The technology behind blogs I see being useful. Although I can't for the life of me understand the great craving for tags, I will concede they may have their place if used intelligently and in some systematic way. The idea of being able to write, edit, distribute and archive your own material is wonderful. Beyond all this I don't get blogs.
Newsvine, I guess, is a blog, or a group of blogs or whatever. BUT Newsvine provides a structure that we use to great advantage to get our individual messages out. We get much more coverage through Newsvine than we could hope to realize in our individual blogs. Newsvine gives us a managed base that we do not have to worry about while we do our creative writing thing. Sure, it is nice to be able to say "I did it all, and I did it my way." That doesn't get the word out. We are so much more effective when we work in groups than by ourselves.

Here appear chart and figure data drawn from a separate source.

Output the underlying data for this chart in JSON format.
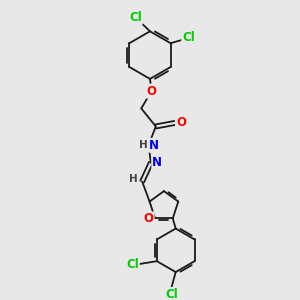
{
  "bg_color": "#e8e8e8",
  "bond_color": "#1a1a1a",
  "bond_width": 1.3,
  "atom_colors": {
    "Cl": "#00cc00",
    "O": "#ff0000",
    "N": "#0000ee",
    "H": "#444444",
    "C": "#1a1a1a"
  },
  "font_size": 8.5,
  "font_size_h": 7.5
}
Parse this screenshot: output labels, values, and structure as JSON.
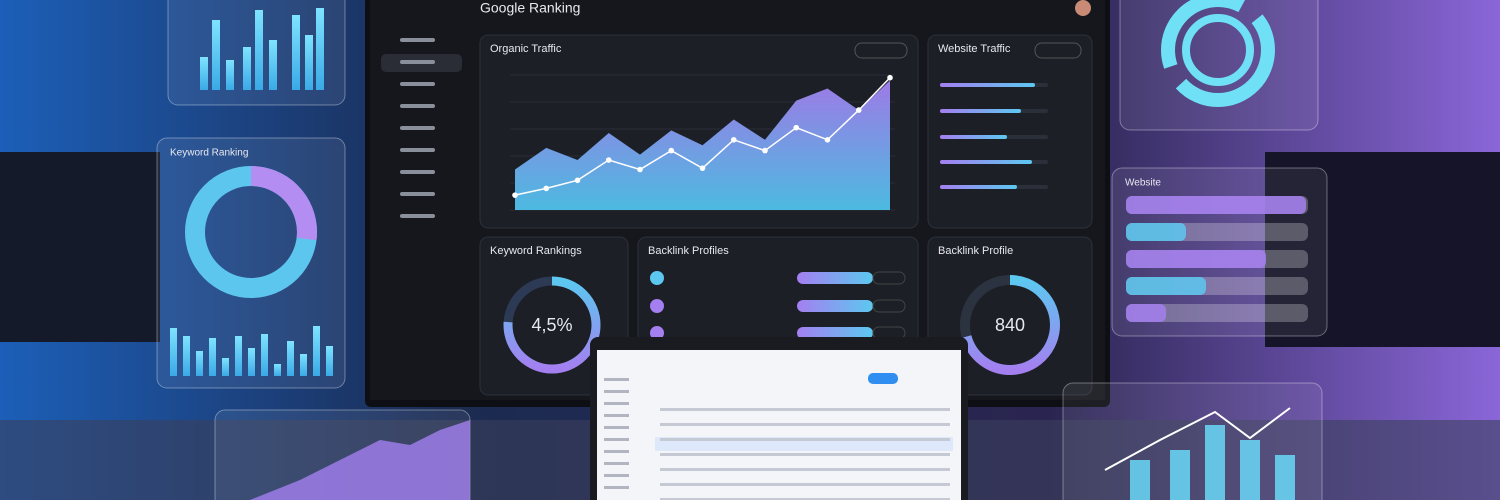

In this light, I continue to urge Newsvine to make their structure available to groups which would work independently on their own desk at Newsvine.
- 2 votes
I agree oldfogey and I'm glad to see your view of the tags. Maybe that's my bias as one who tags seldom and poorly.
- 3 votes
I guess it depends on how you look at blogs. If you view them as global entities, then they look like nothing but noise. But the vast majority of blogs are created, not to talk to the world at large, but to communicate with a small group of friends.
Then you get the grey areas where blogging software has been used as a mini CMS for a web site. Technically, it is a blog, but it no longer functions that way.
I have to question the general antipathy towards blogs from many sectors. How is it any different from all those crappy Geocities pages? Some people can throw together a great blog full of interesting articles that appeal to a wide audience, others look like chicken scratchings that only make sense to a couple of people, then there's the horror of MySpace. It's just different technology that makes it easier for the average, non-technical person to update their site regularly.
So, it's not a new type of site, just a new technology.